Some Fallacies of Data Engineering
In a recent interview I was asked to identify some of the common pitfalls that face new Data Engineers; specifically, what are commonly held misconceptions that can afflict Engineers early in thier careers. After the review I realized that these lessons learned hold merit for anyone embarking on the road to Engineering zen - so I decided to share.
Fallacy 1: EL is an easy problem
When application developers move from transactional system design to data pipelining, there can be a certain amount of hubris regarding EL. Production applications consume data from a multitude of stores including relational / object databases, rest / soap apis, flat system filestores, and of course real-time user inputs, all in an exceptionally performant manner. Compared to real-time transactions with millisecond SLAs, how hard can batch processing of source data really be? The reality is that EL and transactional development are disciplines with dissimilar challenges, each requiring a distinct skill set and method of thinking. While transactional development is most often concerned with the current state of an entity, EL development mandates that we consider many states and effectively reflect data “in all times at once”. Transactional developers need to guard against race conditions in procedural algorithms, but that requirement often pales in comparison to the level of sophistication required for distributed EL processes. Batch EL processes can run for seconds, minutes, or hours, and the exposure to network / source / destination system errors grows in tandem with process duration. As a consequence, EL development demands state management that can survive and recover from failures in all layers.

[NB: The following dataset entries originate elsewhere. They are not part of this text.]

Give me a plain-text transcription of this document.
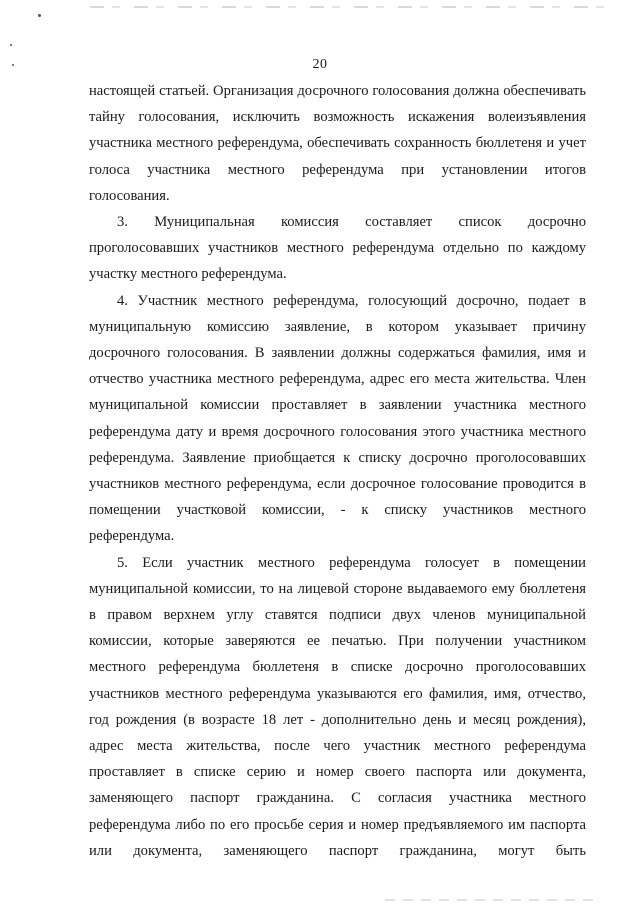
20

настоящей статьей. Организация досрочного голосования должна обеспечивать тайну голосования, исключить возможность искажения волеизъявления участника местного референдума, обеспечивать сохранность бюллетеня и учет голоса участника местного референдума при установлении итогов голосования.

3. Муниципальная комиссия составляет список досрочно проголосовавших участников местного референдума отдельно по каждому участку местного референдума.

4. Участник местного референдума, голосующий досрочно, подает в муниципальную комиссию заявление, в котором указывает причину досрочного голосования. В заявлении должны содержаться фамилия, имя и отчество участника местного референдума, адрес его места жительства. Член муниципальной комиссии проставляет в заявлении участника местного референдума дату и время досрочного голосования этого участника местного референдума. Заявление приобщается к списку досрочно проголосовавших участников местного референдума, если досрочное голосование проводится в помещении участковой комиссии, - к списку участников местного референдума.

5. Если участник местного референдума голосует в помещении муниципальной комиссии, то на лицевой стороне выдаваемого ему бюллетеня в правом верхнем углу ставятся подписи двух членов муниципальной комиссии, которые заверяются ее печатью. При получении участником местного референдума бюллетеня в списке досрочно проголосовавших участников местного референдума указываются его фамилия, имя, отчество, год рождения (в возрасте 18 лет - дополнительно день и месяц рождения), адрес места жительства, после чего участник местного референдума проставляет в списке серию и номер своего паспорта или документа, заменяющего паспорт гражданина. С согласия участника местного референдума либо по его просьбе серия и номер предъявляемого им паспорта или документа, заменяющего паспорт гражданина, могут быть
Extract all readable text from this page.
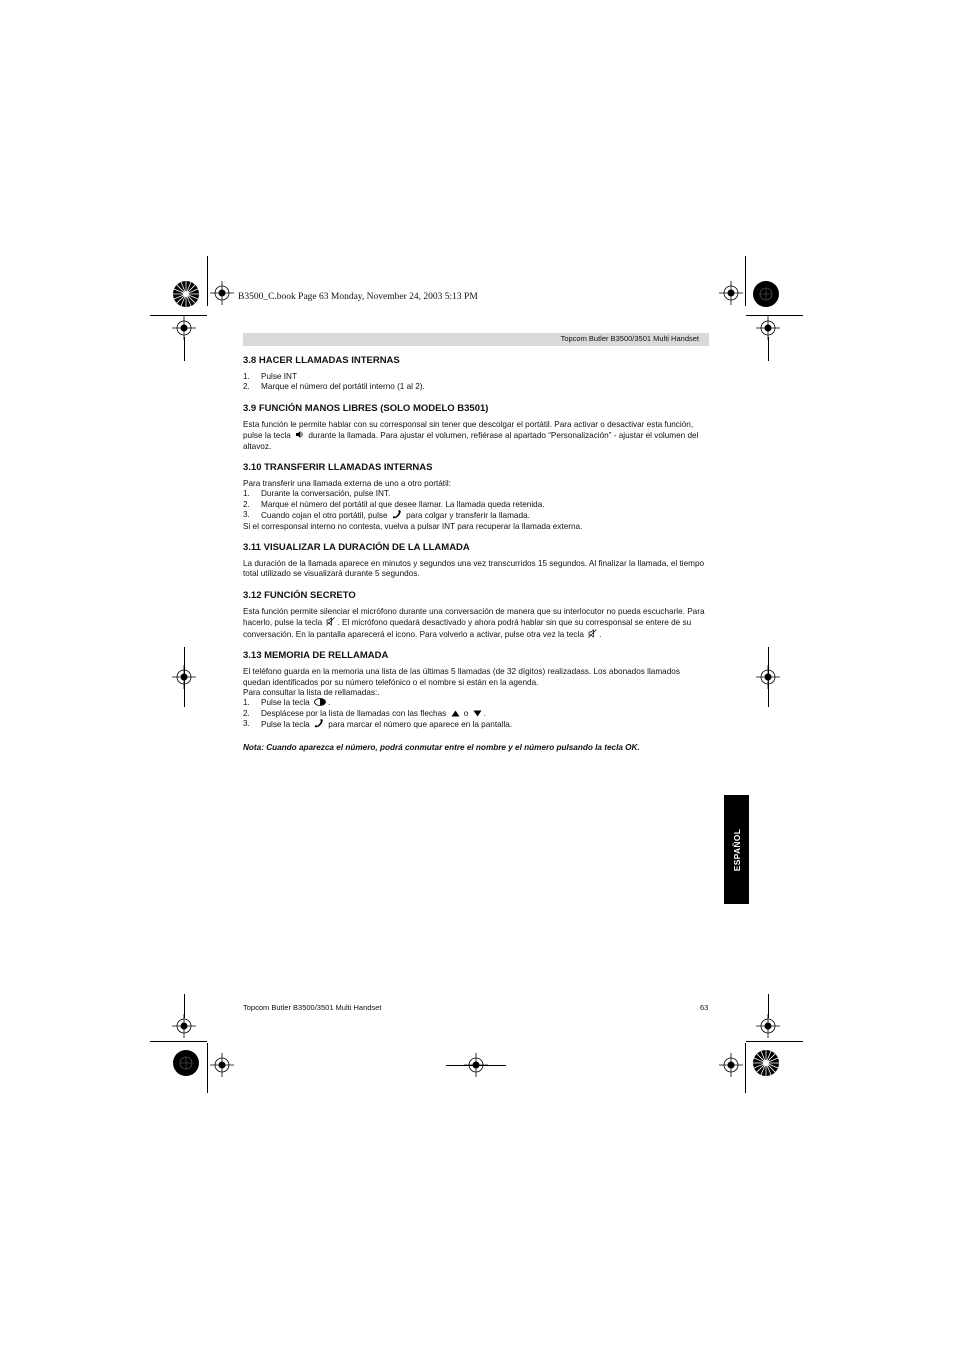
B3500_C.book Page 63 Monday, November 24, 2003 5:13 PM
Topcom Butler B3500/3501 Multi Handset
3.8 HACER LLAMADAS INTERNAS
1.	Pulse INT
2.	Marque el número del portátil interno (1 al 2).
3.9 FUNCIÓN MANOS LIBRES (SOLO MODELO B3501)

Esta función le permite hablar con su corresponsal sin tener que descolgar el portátil. Para activar o desactivar esta función, pulse la tecla durante la llamada. Para ajustar el volumen, refiérase al apartado “Personalización” - ajustar el volumen del altavoz.

3.10 TRANSFERIR LLAMADAS INTERNAS

Para transferir una llamada externa de uno a otro portátil:

1.	Durante la conversación, pulse INT.
2.	Marque el número del portátil al que desee llamar. La llamada queda retenida.
3.	Cuando cojan el otro portátil, pulse para colgar y transferir la llamada.

Si el corresponsal interno no contesta, vuelva a pulsar INT para recuperar la llamada externa.

3.11 VISUALIZAR LA DURACIÓN DE LA LLAMADA

La duración de la llamada aparece en minutos y segundos una vez transcurridos 15 segundos. Al finalizar la llamada, el tiempo total utilizado se visualizará durante 5 segundos.

3.12 FUNCIÓN SECRETO

Esta función permite silenciar el micrófono durante una conversación de manera que su interlocutor no pueda escucharle. Para hacerlo, pulse la tecla . El micrófono quedará desactivado y ahora podrá hablar sin que su corresponsal se entere de su conversación. En la pantalla aparecerá el icono. Para volverlo a activar, pulse otra vez la tecla .

3.13 MEMORIA DE RELLAMADA

El teléfono guarda en la memoria una lista de las últimas 5 llamadas (de 32 dígitos) realizadass. Los abonados llamados quedan identificados por su número telefónico o el nombre si están en la agenda.

Para consultar la lista de rellamadas:.

1.	Pulse la tecla .
2.	Desplácese por la lista de llamadas con las flechas o .
3.	Pulse la tecla para marcar el número que aparece en la pantalla.

Nota: Cuando aparezca el número, podrá conmutar entre el nombre y el número pulsando la tecla OK.

ESPAÑOL
Topcom Butler B3500/3501 Multi Handset	63
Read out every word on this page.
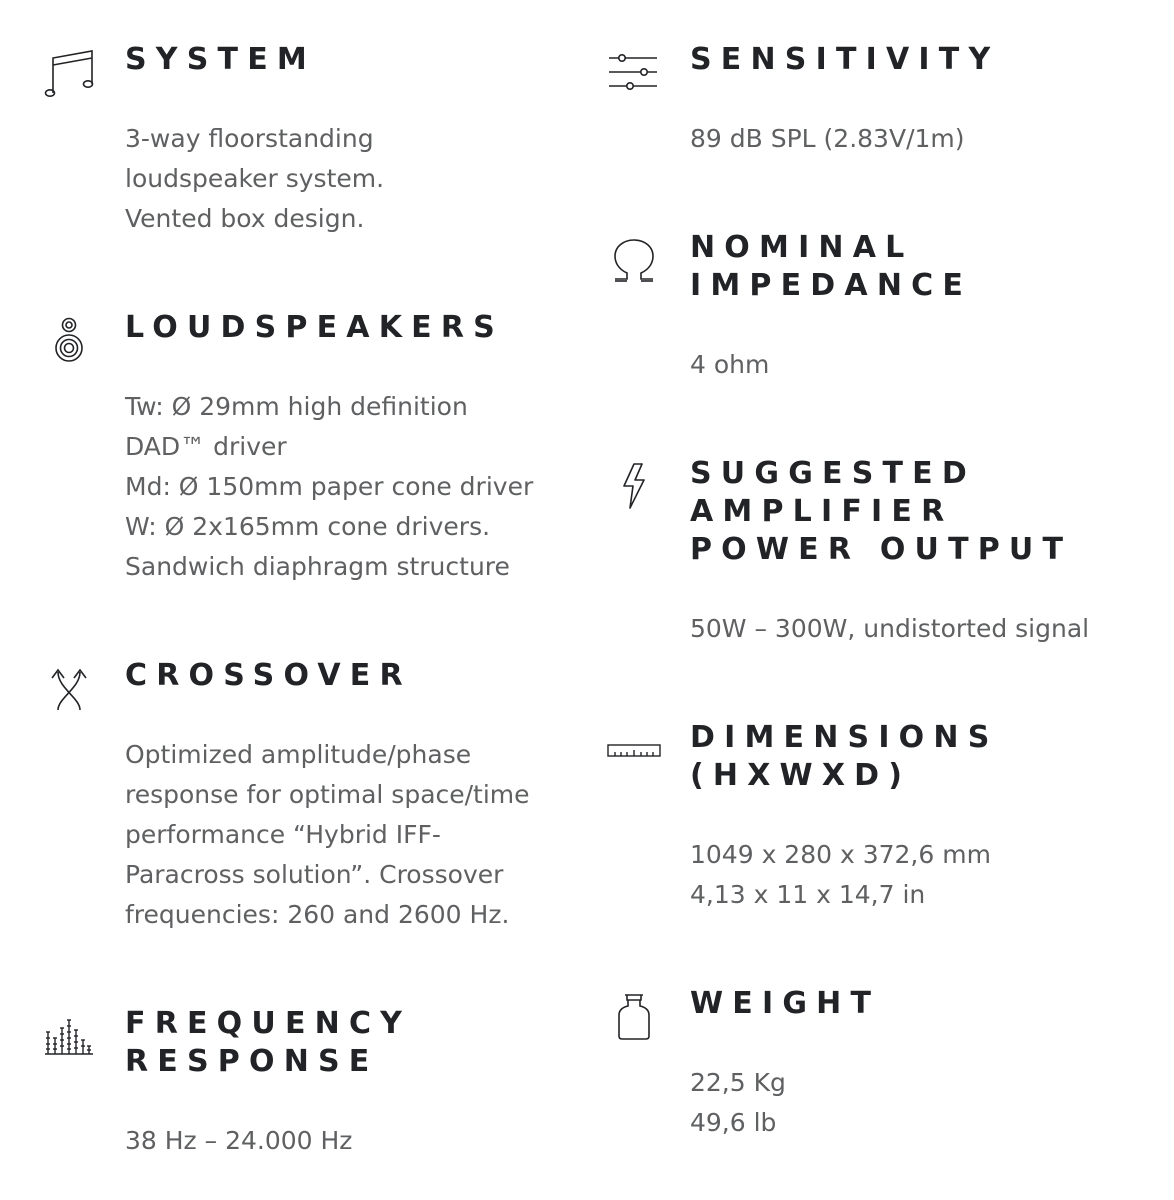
SYSTEM
3-way floorstanding
loudspeaker system.
Vented box design.
LOUDSPEAKERS
Tw: Ø 29mm high definition
DAD™ driver
Md: Ø 150mm paper cone driver
W: Ø 2x165mm cone drivers.
Sandwich diaphragm structure
CROSSOVER
Optimized amplitude/phase
response for optimal space/time
performance “Hybrid IFF-
Paracross solution”. Crossover
frequencies: 260 and 2600 Hz.
FREQUENCY
RESPONSE
38 Hz – 24.000 Hz
SENSITIVITY
89 dB SPL (2.83V/1m)
NOMINAL
IMPEDANCE
4 ohm
SUGGESTED
AMPLIFIER
POWER OUTPUT
50W – 300W, undistorted signal
DIMENSIONS
(HXWXD)
1049 x 280 x 372,6 mm
4,13 x 11 x 14,7 in
WEIGHT
22,5 Kg
49,6 lb
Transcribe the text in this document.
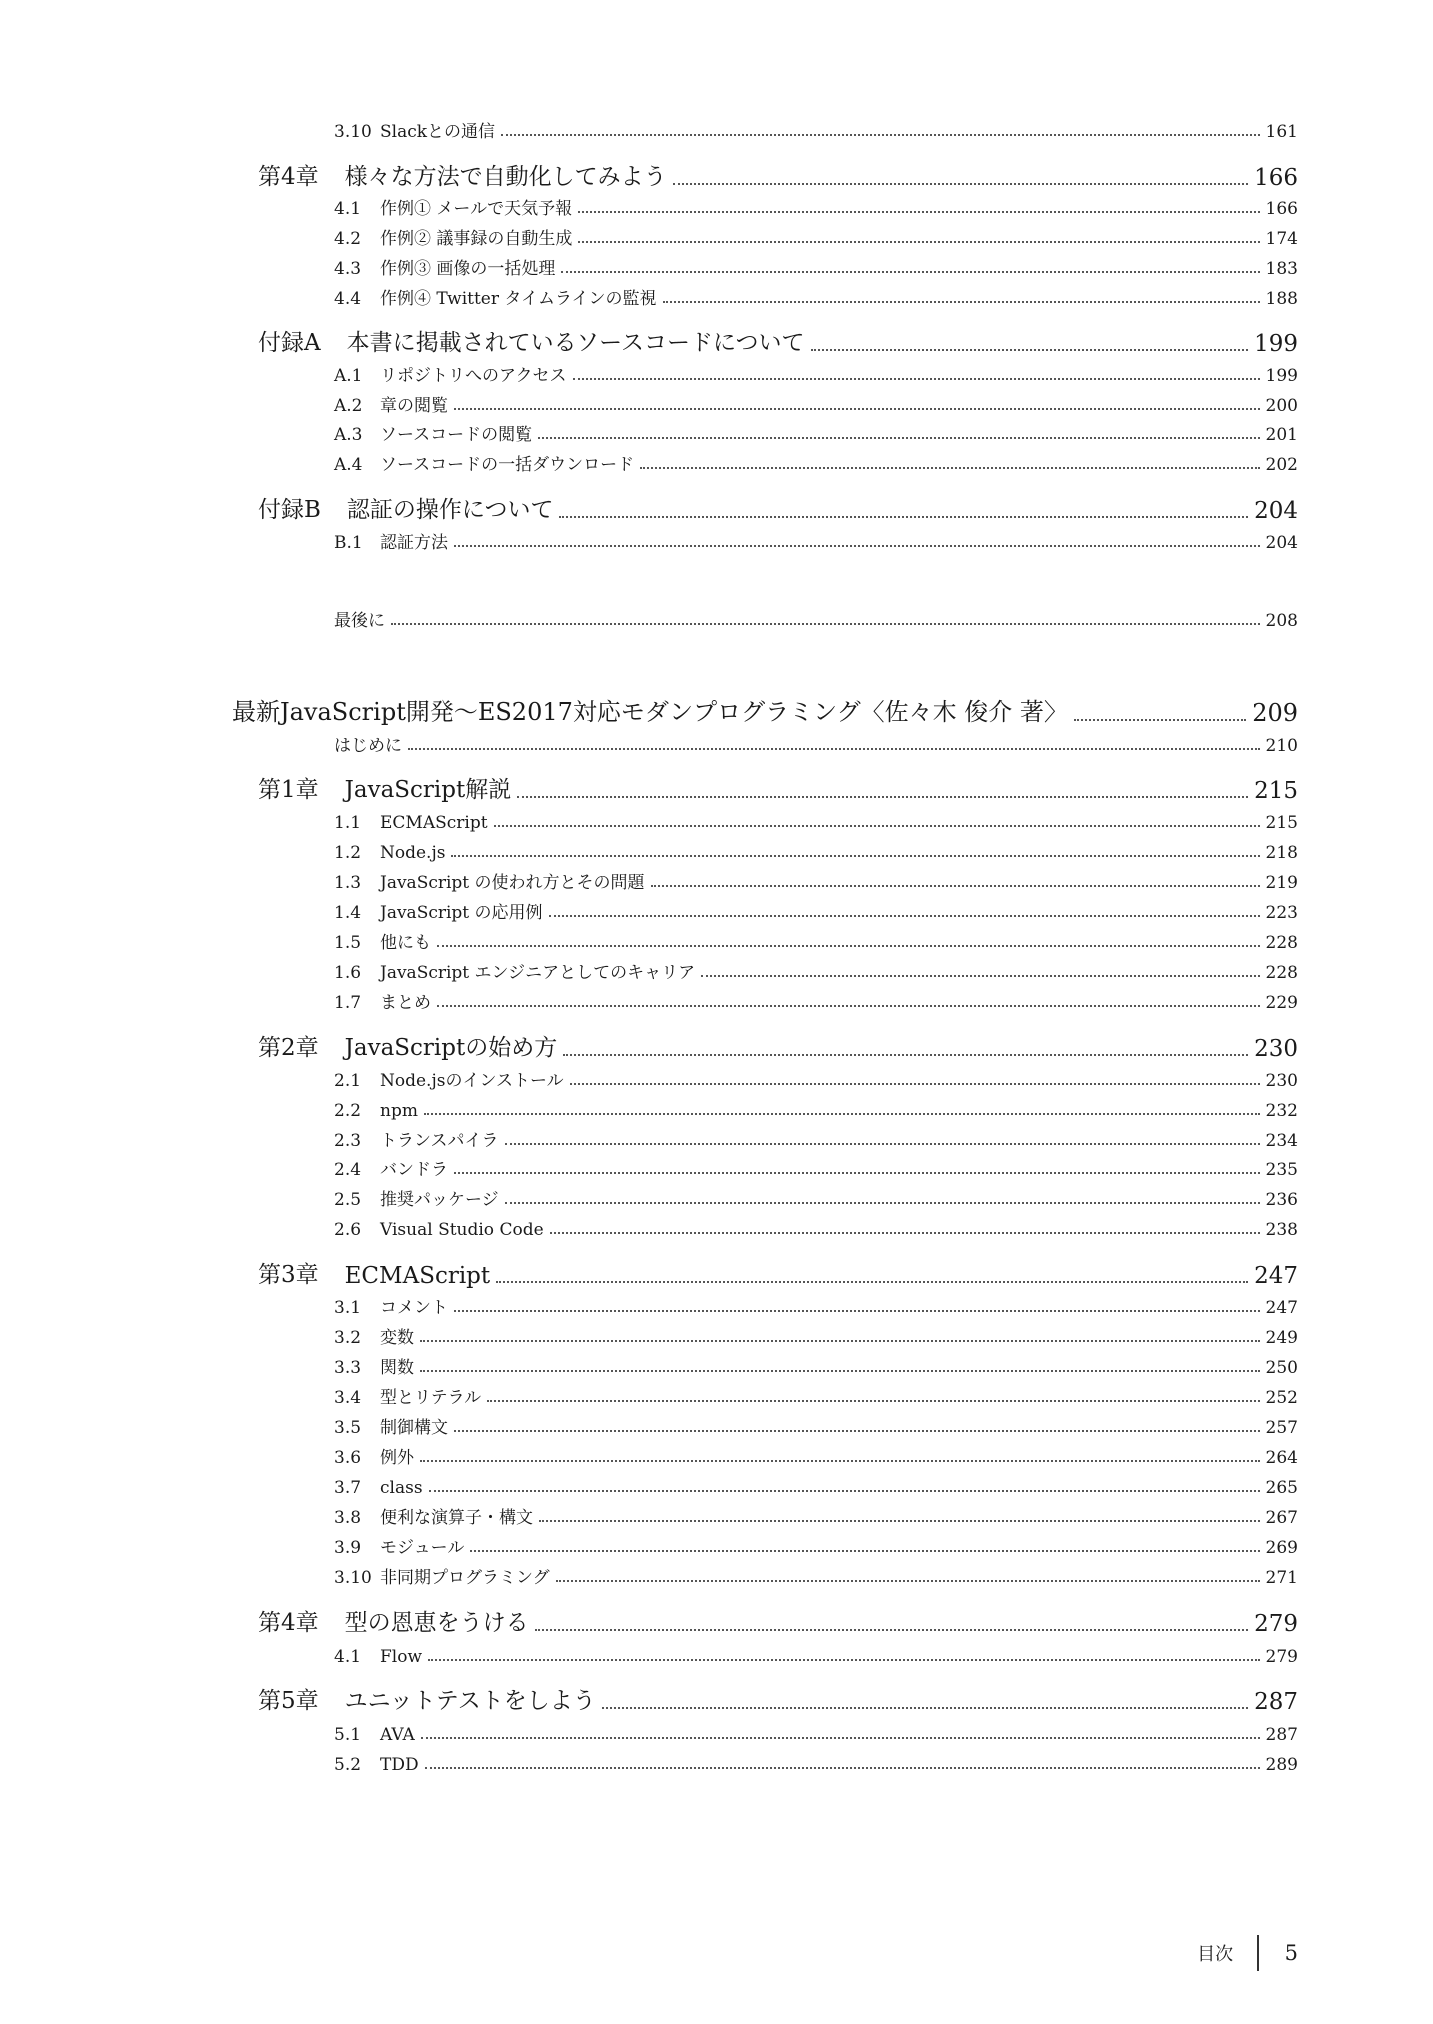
3.10 Slackとの通信	161
第4章 様々な方法で自動化してみよう	166
4.1	作例① メールで天気予報	166
4.2	作例② 議事録の自動生成	174
4.3	作例③ 画像の一括処理	183
4.4	作例④ Twitter タイムラインの監視	188
付録A 本書に掲載されているソースコードについて	199
A.1	リポジトリへのアクセス	199
A.2	章の閲覧	200
A.3	ソースコードの閲覧	201
A.4	ソースコードの一括ダウンロード	202
付録B 認証の操作について	204
B.1	認証方法	204
最後に	208
最新JavaScript開発～ES2017対応モダンプログラミング〈佐々木 俊介 著〉	209
はじめに	210
第1章 JavaScript解説	215
1.1	ECMAScript	215
1.2	Node.js	218
1.3	JavaScript の使われ方とその問題	219
1.4	JavaScript の応用例	223
1.5	他にも	228
1.6	JavaScript エンジニアとしてのキャリア	228
1.7	まとめ	229
第2章 JavaScriptの始め方	230
2.1	Node.jsのインストール	230
2.2	npm	232
2.3	トランスパイラ	234
2.4	バンドラ	235
2.5	推奨パッケージ	236
2.6	Visual Studio Code	238
第3章 ECMAScript	247
3.1	コメント	247
3.2	変数	249
3.3	関数	250
3.4	型とリテラル	252
3.5	制御構文	257
3.6	例外	264
3.7	class	265
3.8	便利な演算子・構文	267
3.9	モジュール	269
3.10 非同期プログラミング	271
第4章 型の恩恵をうける	279
4.1	Flow	279
第5章 ユニットテストをしよう	287
5.1	AVA	287
5.2	TDD	289
目次 5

Fallacy 2: There is one silver bullet EL solution
A freshman tactic that goes hand-in-hand with underestimating the challenges of EL is to try and implement a single catch-all technique for replicating source data. Different source data entities will have very different characteristics in change patterns, volume, underlying business processes, latency etc. Accounting for these factors is essential to designing effective, performant EL processes. For example:
- Insert-only sources with a sequenced (reliable) natural key can be replicated with a simple predicate based on the current highest natural key. This is ideal when the source data allows.
- For records with hard deletes, a delete reconciliation strategy (either a batch hash lookup against the current staging and source, or an audit managed on the source side) will need to be implemented. If volume and lookback window provides it may be cheaper to dump-and-reload (full refresh) this source instead.
- Underlying source system APIs may need to be called into play - like using the postgres XMIN, XMAX or OID values, or DB_TRX_ID on innoDB driven MySQL instances - may supplement weak source data models to determine recently updated or unique rows. These can be expensive at scale since they are not indexed, and hypothetically they need to wrap around at some point (breaking incremental lookups) so there are considerations either way.
- For records with late-arriving data, lookback upserts over a window of time may be the solution. If a vendor incrementally updates event records for up to 60 days, calling that API daily for as far back as records are in flux might be the EL decision. …And so on. It is critical that the source data is understood by the engineering team, which leads to the next point … The source data is understood / intuitive: When it comes to EL pipelines and data warehouse transformations, assumption is deadly. Too many fledgling engineers take for granted that line_items.price is the price paid for a line item, or that rental_contract.updated_at is the last time a row was modified. Data profiling is the first and most essential step to any EL process; look for the expected and unexpected, look for the weird, and find a subject matter expert that can explain the results. “Why are there rows in the production_runs table that have a created_at timestamp later than the packaged_at timestamp?” and “Why are there both estimated_expense and expense keys in the API response?” are questions that need to be documented and answered before an EL strategy can be formulated. If there isn’t a known source of answers, it may mean diving into the application code that touches the model (and then documenting the findings). Data Engineers do not have the luxury of thinking a thing represents an event in a certain way; they need to know beyond a doubt if the data warehouse is to have any credibility.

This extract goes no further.